When any rules or regulations are seen as unnecessary or outdated by the board, the documents can be amended. This is a much better solution rather than ignoring the rule. It is important to keep the HOA rules updated and enforced so that the community is running efficiently and smoothly.

Enforcement of HOA Rules

Making sure everyone in the community is following the HOAs rules is necessary and makes sense as an idea. But when it comes down to needing to take action, it can seem very challenging. Even for the most committed board member. Here are a few things that can make it a little easier.

First, the rules need to be enforced consistently and fairly. Letting some homeowners slide while the board cracks down on others will breed resentment and undermine the board’s authority. And part of consistency is enforcing all of the regulations. If some are ignored, it can cause confusion among homeowners on what is actually expected of them. The only guidelines they have are the governing documents.

Furthermore, enforcement of the HOA rules is very important. Enforcing the rules uniformly is helpful so that bigger problems don’t arise for the board. For example, open to lawsuits or other legal actions by homeowners can occur.

Financial Consequences

Enforcement is a step by step process that is in the governing documents in detail. This includes the escalation of financial penalties. The first step is usually a polite warning letter. This letter gives the homeowner time to resolve the issue before imposing fines. The letter should specify possible imposable fines and can give them a specific deadline as well.

Adding fines to HOA rules encourages homeowners to comply. The HOA must clearly state these fines. They must be consistent and fairly enforced throughout the HOA as well. Generally, the act of enforcement is a process, not a one-time event.

Moreover, the fines usually aren’t a one-time penalty but will be ongoing until fixing the problem.
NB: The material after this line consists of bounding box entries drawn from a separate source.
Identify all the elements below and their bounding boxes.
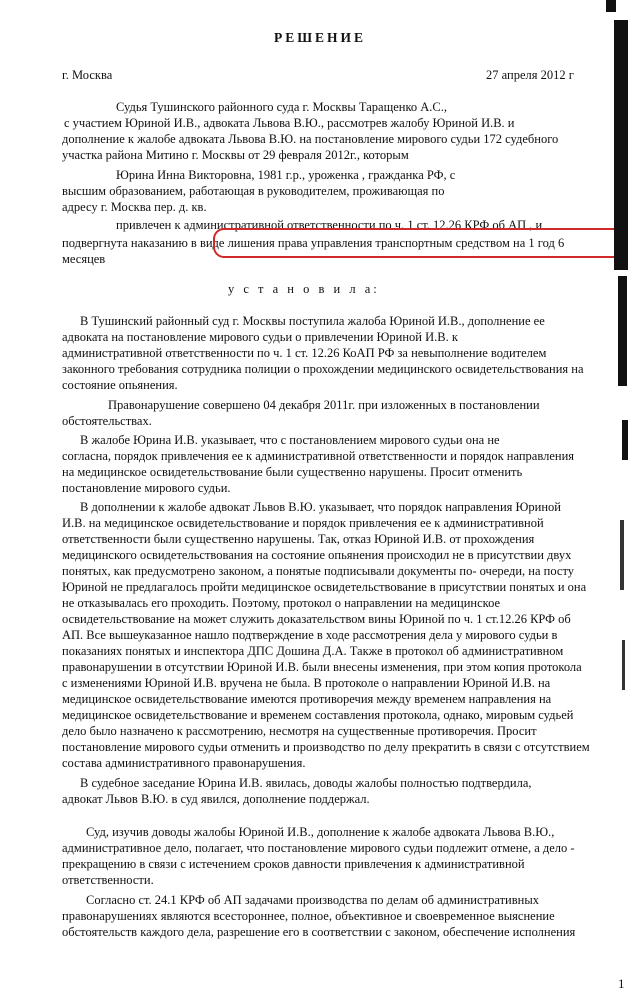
- document-date: 27 апреля 2012 г: [486, 68, 574, 82]
- body-line: ответственности были существенно нарушены. Так, отказ Юриной И.В. от прохождения: [62, 532, 535, 546]
- conclusion-line: обстоятельств каждого дела, разрешение его в соответствии с законом, обеспечение исполнения: [62, 925, 576, 939]
- body-line: Юриной не предлагалось пройти медицинское освидетельствование в присутствии понятых и она: [62, 580, 587, 594]
- body-line: И.В. на медицинское освидетельствование и порядок привлечения ее к административной: [62, 516, 544, 530]
- body-line: В Тушинский районный суд г. Москвы поступила жалоба Юриной И.В., дополнение ее: [80, 314, 545, 328]
- conclusion-line: ответственности.: [62, 873, 154, 887]
- intro-line: адресу г. Москва пер. д. кв.: [62, 200, 207, 214]
- intro-line: месяцев: [62, 252, 106, 266]
- body-line: законного требования сотрудника полиции о прохождении медицинского освидетельствования на: [62, 362, 584, 376]
- body-line: постановление мирового судьи отменить и производство по делу прекратить в связи с отсутствием: [62, 740, 590, 754]
- body-line: постановление мирового судьи.: [62, 481, 231, 495]
- body-line: понятых, как предусмотрено законом, а понятые подписывали документы по- очереди, на посту: [62, 564, 575, 578]
- body-line: медицинского освидетельствования на состояние опьянения происходил не в присутствии двух: [62, 548, 572, 562]
- body-line: на медицинское освидетельствование были существенно нарушены. Просит отменить: [62, 465, 523, 479]
- intro-line: привлечен к административной ответственности по ч. 1 ст. 12.26 КРФ об АП , и: [116, 218, 543, 232]
- body-line: обстоятельствах.: [62, 414, 152, 428]
- conclusion-line: правонарушениях являются всестороннее, полное, объективное и своевременное выяснение: [62, 909, 555, 923]
- body-line: с изменениями Юриной И.В. вручена не была. В протоколе о направлении Юриной И.В. на: [62, 676, 551, 690]
- intro-line: Судья Тушинского районного суда г. Москвы Таращенко А.С.,: [116, 100, 448, 114]
- city: г. Москва: [62, 68, 113, 82]
- section-heading: у с т а н о в и л а:: [228, 282, 380, 296]
- body-line: показаниях понятых и инспектора ДПС Дошина Д.А. Также в протокол об административном: [62, 644, 564, 658]
- body-line: Правонарушение совершено 04 декабря 2011г. при изложенных в постановлении: [108, 398, 540, 412]
- document-title: РЕШЕНИЕ: [273, 30, 367, 45]
- scan-artifact: [618, 276, 627, 386]
- page-number: 1: [618, 976, 625, 991]
- body-line: административной ответственности по ч. 1 ст. 12.26 КоАП РФ за невыполнение водителем: [62, 346, 547, 360]
- body-line: состояние опьянения.: [62, 378, 178, 392]
- body-line: освидетельствование на может служить доказательством вины Юриной по ч. 1 ст.12.26 КРФ об: [62, 612, 571, 626]
- body-line: В дополнении к жалобе адвокат Львов В.Ю. указывает, что порядок направления Юриной: [80, 500, 561, 514]
- body-line: медицинское освидетельствование имеются противоречия между временем направления на: [62, 692, 552, 706]
- body-line: состава административного правонарушения.: [62, 756, 306, 770]
- intro-line: участка района Митино г. Москвы от 29 февраля 2012г., которым: [62, 148, 409, 162]
- body-line: адвокат Львов В.Ю. в суд явился, дополнение поддержал.: [62, 792, 370, 806]
- conclusion-line: Суд, изучив доводы жалобы Юриной И.В., дополнение к жалобе адвоката Львова В.Ю.,: [86, 825, 555, 839]
- conclusion-line: Согласно ст. 24.1 КРФ об АП задачами производства по делам об административных: [86, 893, 539, 907]
- red-highlight-annotation: [213, 228, 625, 258]
- intro-line: подвергнута наказанию в виде лишения права управления транспортным средством на 1 год 6: [62, 236, 565, 250]
- intro-line: с участием Юриной И.В., адвоката Львова В.Ю., рассмотрев жалобу Юриной И.В. и: [64, 116, 515, 130]
- conclusion-line: административное дело, полагает, что постановление мирового судьи подлежит отмене, а дело -: [62, 841, 575, 855]
- scan-artifact: [614, 20, 628, 270]
- body-line: АП. Все вышеуказанное нашло подтверждение в ходе рассмотрения дела у мирового судьи в: [62, 628, 558, 642]
- body-line: адвоката на постановление мирового судьи о привлечении Юриной И.В. к: [62, 330, 458, 344]
- body-line: правонарушении в отсутствии Юриной И.В. были внесены изменения, при этом копия протокола: [62, 660, 582, 674]
- intro-line: Юрина Инна Викторовна, 1981 г.р., уроженка , гражданка РФ, с: [116, 168, 456, 182]
- body-line: согласна, порядок привлечения ее к административной ответственности и порядок направления: [62, 449, 575, 463]
- conclusion-line: прекращению в связи с истечением сроков давности привлечения к административной: [62, 857, 525, 871]
- scan-artifact: [620, 520, 624, 590]
- scan-artifact: [622, 420, 628, 460]
- body-line: дело было назначено к рассмотрению, несмотря на существенные противоречия. Просит: [62, 724, 537, 738]
- body-line: В судебное заседание Юрина И.В. явилась, доводы жалобы полностью подтвердила,: [80, 776, 532, 790]
- scan-artifact: [606, 0, 616, 12]
- intro-line: дополнение к жалобе адвоката Львова В.Ю. на постановление мирового судьи 172 судебного: [62, 132, 559, 146]
- body-line: не отказывалась его проходить. Поэтому, протокол о направлении на медицинское: [62, 596, 501, 610]
- scan-artifact: [622, 640, 625, 690]
- intro-line: высшим образованием, работающая в руководителем, проживающая по: [62, 184, 445, 198]
- body-line: В жалобе Юрина И.В. указывает, что с постановлением мирового судьи она не: [80, 433, 500, 447]
- body-line: медицинское освидетельствование и временем составления протокола, однако, мировым судьей: [62, 708, 574, 722]
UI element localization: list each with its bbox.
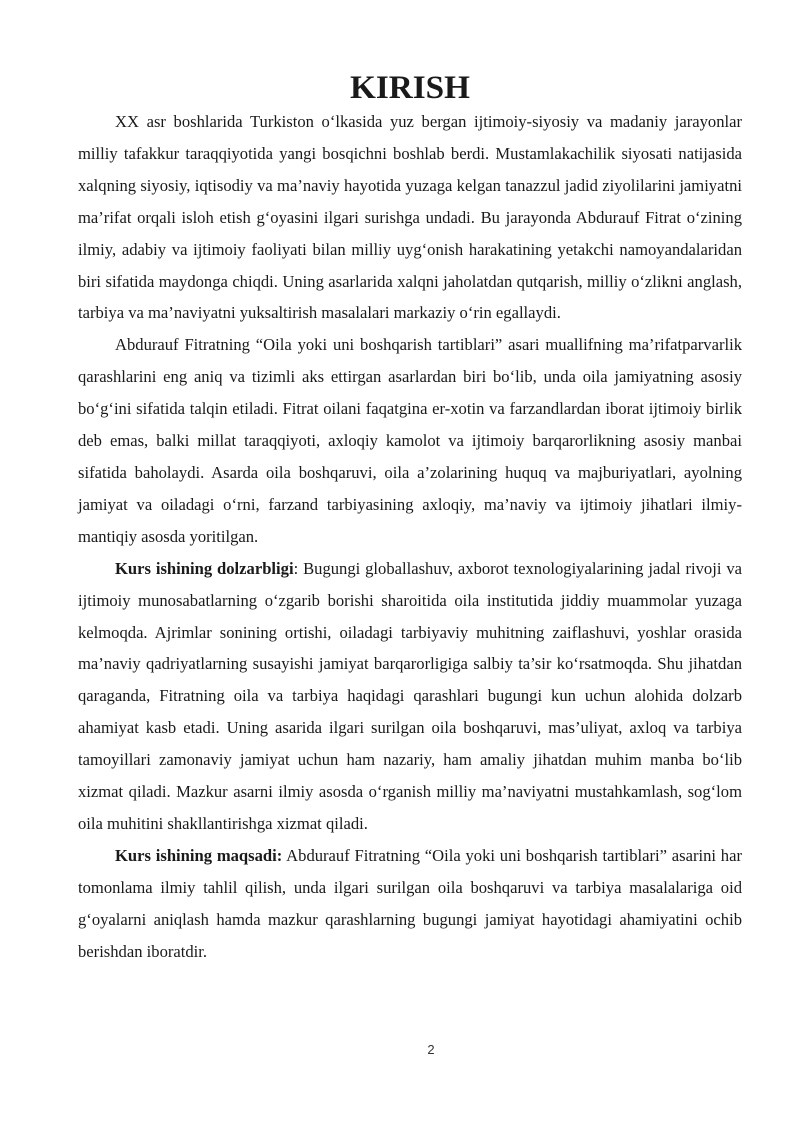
paragraph-relevance [78,553,742,840]
section-title: KIRISH [350,69,470,106]
document-page [78,70,742,967]
paragraph-introduction [78,106,742,329]
paragraph-lead-goal: Kurs ishining maqsadi: [115,845,283,865]
paragraph-text: : Bugungi globallashuv, axborot texnologiyalarining jadal rivoji va ijtimoiy munosabatlarning o‘zgarib borishi sharoitida oila institutida jiddiy muammolar yuzaga kelmoqda. Ajrimlar sonining ortishi, oiladagi tarbiyaviy muhitning zaiflashuvi, yoshlar orasida ma’naviy qadriyatlarning susayishi jamiyat barqarorligiga salbiy ta’sir ko‘rsatmoqda. Shu jihatdan qaraganda, Fitratning oila va tarbiya haqidagi qarashlari bugungi kun uchun alohida dolzarb ahamiyat kasb etadi. Uning asarida ilgari surilgan oila boshqaruvi, mas’uliyat, axloq va tarbiya tamoyillari zamonaviy jamiyat uchun ham nazariy, ham amaliy jihatdan muhim manba bo‘lib xizmat qiladi. Mazkur asarni ilmiy asosda o‘rganish milliy ma’naviyatni mustahkamlash, sog‘lom oila muhitini shakllantirishga xizmat qiladi. [78,558,743,833]
paragraph-text: Abdurauf Fitratning “Oila yoki uni boshqarish tartiblari” asarini har tomonlama ilmiy tahlil qilish, unda ilgari surilgan oila boshqaruvi va tarbiya masalalariga oid g‘oyalarni aniqlash hamda mazkur qarashlarning bugungi jamiyat hayotidagi ahamiyatini ochib berishdan iboratdir. [78,845,742,961]
paragraph-goal [78,840,742,968]
page-number: 2 [427,1042,435,1057]
paragraph-fitrat-work [78,329,742,552]
paragraph-text: Abdurauf Fitratning “Oila yoki uni boshqarish tartiblari” asari muallifning ma’rifatparvarlik qarashlarini eng aniq va tizimli aks ettirgan asarlardan biri bo‘lib, unda oila jamiyatning asosiy bo‘g‘ini sifatida talqin etiladi. Fitrat oilani faqatgina er-xotin va farzandlardan iborat ijtimoiy birlik deb emas, balki millat taraqqiyoti, axloqiy kamolot va ijtimoiy barqarorlikning asosiy manbai sifatida baholaydi. Asarda oila boshqaruvi, oila a’zolarining huquq va majburiyatlari, ayolning jamiyat va oiladagi o‘rni, farzand tarbiyasining axloqiy, ma’naviy va ijtimoiy jihatlari ilmiy-mantiqiy asosda yoritilgan. [78,335,742,546]
paragraph-lead-relevance: Kurs ishining dolzarbligi [115,558,294,578]
paragraph-text: XX asr boshlarida Turkiston o‘lkasida yuz bergan ijtimoiy-siyosiy va madaniy jarayonlar milliy tafakkur taraqqiyotida yangi bosqichni boshlab berdi. Mustamlakachilik siyosati natijasida xalqning siyosiy, iqtisodiy va ma’naviy hayotida yuzaga kelgan tanazzul jadid ziyolilarini jamiyatni ma’rifat orqali isloh etish g‘oyasini ilgari surishga undadi. Bu jarayonda Abdurauf Fitrat o‘zining ilmiy, adabiy va ijtimoiy faoliyati bilan milliy uyg‘onish harakatining yetakchi namoyandalaridan biri sifatida maydonga chiqdi. Uning asarlarida xalqni jaholatdan qutqarish, milliy o‘zlikni anglash, tarbiya va ma’naviyatni yuksaltirish masalalari markaziy o‘rin egallaydi. [78,112,742,323]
For instance, if a homeowner has a fenced-in place that isn’t in compliance with the HOA guidelines, they might be fined every week until removing the fencing. Also, to make sure the fines aren’t too high or too low, many HOAs have an escalating fine structure. This helps provide enforcement without the initial penalty being so hefty that the homeowner cannot pay it.

Lastly, if there are unpaid fines, the board can take further action. They might place a lien on the home, then pursue foreclosure or other legal action. If the homeowner feels poorly treated, there is a process in place. This can start with a hearing in an open meeting and progress to legal action. Above all, following HOA rules and regulations is essential when running a thriving community.